O Ministério Público de Pernambuco recomendou à Gerência Regional de Vigilância Sanitária (Gevisa) que apresente, no prazo de 30 dias, um cronograma atualizado e efetivo de fiscalização periódica das feiras livres do município de Caruaru com designação de equipe técnica, metas e periodicidade mínima mensal. A recomendação, levou em consideração relatórios técnicos que apontam, de forma reiterada, a existência de deficiências estruturais básicas, como ausência de pontos de água potável, descarte inadequado de resíduos, exposição de alimentos ao ar livre sem a mínima proteção, ausência de cobertura, bancas deterioradas e falta de orientação sanitária sistemática a feirantes e consumidores.
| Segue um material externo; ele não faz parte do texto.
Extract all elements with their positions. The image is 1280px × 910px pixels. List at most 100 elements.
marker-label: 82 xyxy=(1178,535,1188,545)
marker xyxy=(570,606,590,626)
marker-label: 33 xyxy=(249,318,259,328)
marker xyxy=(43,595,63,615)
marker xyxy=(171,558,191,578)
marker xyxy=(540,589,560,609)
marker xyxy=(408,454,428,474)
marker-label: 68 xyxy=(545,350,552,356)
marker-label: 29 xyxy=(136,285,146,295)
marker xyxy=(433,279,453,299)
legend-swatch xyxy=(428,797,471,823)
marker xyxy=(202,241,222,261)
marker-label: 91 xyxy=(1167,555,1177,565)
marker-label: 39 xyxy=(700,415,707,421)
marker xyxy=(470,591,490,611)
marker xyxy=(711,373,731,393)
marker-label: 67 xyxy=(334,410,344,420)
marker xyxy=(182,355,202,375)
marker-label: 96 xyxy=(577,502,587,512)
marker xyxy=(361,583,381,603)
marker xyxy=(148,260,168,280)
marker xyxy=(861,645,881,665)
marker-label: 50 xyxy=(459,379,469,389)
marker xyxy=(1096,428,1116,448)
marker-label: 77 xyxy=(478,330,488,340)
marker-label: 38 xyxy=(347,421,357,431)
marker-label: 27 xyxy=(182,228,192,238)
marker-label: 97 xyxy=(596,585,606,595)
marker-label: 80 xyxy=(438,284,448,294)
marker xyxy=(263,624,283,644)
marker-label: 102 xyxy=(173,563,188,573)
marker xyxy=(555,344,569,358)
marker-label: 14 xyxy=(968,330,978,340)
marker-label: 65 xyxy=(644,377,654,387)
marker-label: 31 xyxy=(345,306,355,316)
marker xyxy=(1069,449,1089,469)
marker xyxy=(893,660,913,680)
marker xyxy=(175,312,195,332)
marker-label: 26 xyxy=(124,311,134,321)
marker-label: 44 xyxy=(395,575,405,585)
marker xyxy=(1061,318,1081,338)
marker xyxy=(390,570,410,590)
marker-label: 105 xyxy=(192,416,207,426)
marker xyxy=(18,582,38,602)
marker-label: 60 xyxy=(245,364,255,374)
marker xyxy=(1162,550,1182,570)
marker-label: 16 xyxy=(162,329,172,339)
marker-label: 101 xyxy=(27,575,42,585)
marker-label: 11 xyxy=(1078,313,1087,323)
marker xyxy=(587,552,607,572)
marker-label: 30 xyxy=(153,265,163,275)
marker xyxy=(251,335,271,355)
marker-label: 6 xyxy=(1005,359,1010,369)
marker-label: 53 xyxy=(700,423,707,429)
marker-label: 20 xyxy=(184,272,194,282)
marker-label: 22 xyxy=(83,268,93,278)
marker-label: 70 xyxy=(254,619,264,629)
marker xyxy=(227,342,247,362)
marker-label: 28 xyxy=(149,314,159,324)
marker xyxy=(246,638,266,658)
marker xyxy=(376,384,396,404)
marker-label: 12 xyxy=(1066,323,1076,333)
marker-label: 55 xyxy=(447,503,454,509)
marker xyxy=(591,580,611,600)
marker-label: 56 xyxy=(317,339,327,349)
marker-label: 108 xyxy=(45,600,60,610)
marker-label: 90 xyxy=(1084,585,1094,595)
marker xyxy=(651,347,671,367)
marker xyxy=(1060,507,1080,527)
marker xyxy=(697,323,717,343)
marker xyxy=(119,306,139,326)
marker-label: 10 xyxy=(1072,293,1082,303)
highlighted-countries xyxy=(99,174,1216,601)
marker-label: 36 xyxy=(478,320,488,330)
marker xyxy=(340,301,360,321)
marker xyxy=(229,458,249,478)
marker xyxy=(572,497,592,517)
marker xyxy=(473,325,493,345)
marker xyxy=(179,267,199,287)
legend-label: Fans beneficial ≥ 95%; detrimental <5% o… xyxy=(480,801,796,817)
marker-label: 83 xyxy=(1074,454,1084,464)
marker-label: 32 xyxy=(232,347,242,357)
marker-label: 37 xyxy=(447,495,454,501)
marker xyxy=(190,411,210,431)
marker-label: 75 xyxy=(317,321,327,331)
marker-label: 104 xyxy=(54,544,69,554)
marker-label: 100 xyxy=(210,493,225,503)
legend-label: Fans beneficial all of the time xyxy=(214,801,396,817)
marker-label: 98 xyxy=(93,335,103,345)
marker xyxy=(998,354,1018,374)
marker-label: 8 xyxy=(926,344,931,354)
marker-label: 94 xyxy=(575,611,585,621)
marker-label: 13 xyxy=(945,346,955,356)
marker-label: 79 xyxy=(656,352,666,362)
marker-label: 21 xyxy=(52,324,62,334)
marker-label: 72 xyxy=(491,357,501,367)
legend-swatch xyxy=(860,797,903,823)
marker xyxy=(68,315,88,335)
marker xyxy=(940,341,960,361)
A Secretaria de Serviços Públicos de Caruaru tem prazo de 30 dias para implementar pontos fixos ou móveis de abastecimento de água potável nas principais feiras, instalar bancas em condições sanitárias mínimas de fácil higienização; lixeiras com tampa e coleta regular de resíduos durante e após o funcionamento das feiras; e sinalização educativa permanente, com instruções básicas de higiene e segurança alimentar. Já a Secretaria de Agricultura e Abastecimento deve apresentar um plano de reorganização física e sanitária das feiras livres, com medidas viáveis e imediatas, como: setorização mínima das atividades (carnes, hortifruti, secos e molhados), identificação padronizada dos feirantes, incentivo ao uso de proteções simples (lona, caixa térmica, cobertura plástica), respeitando os limites econômicos e culturais dos comerciantes.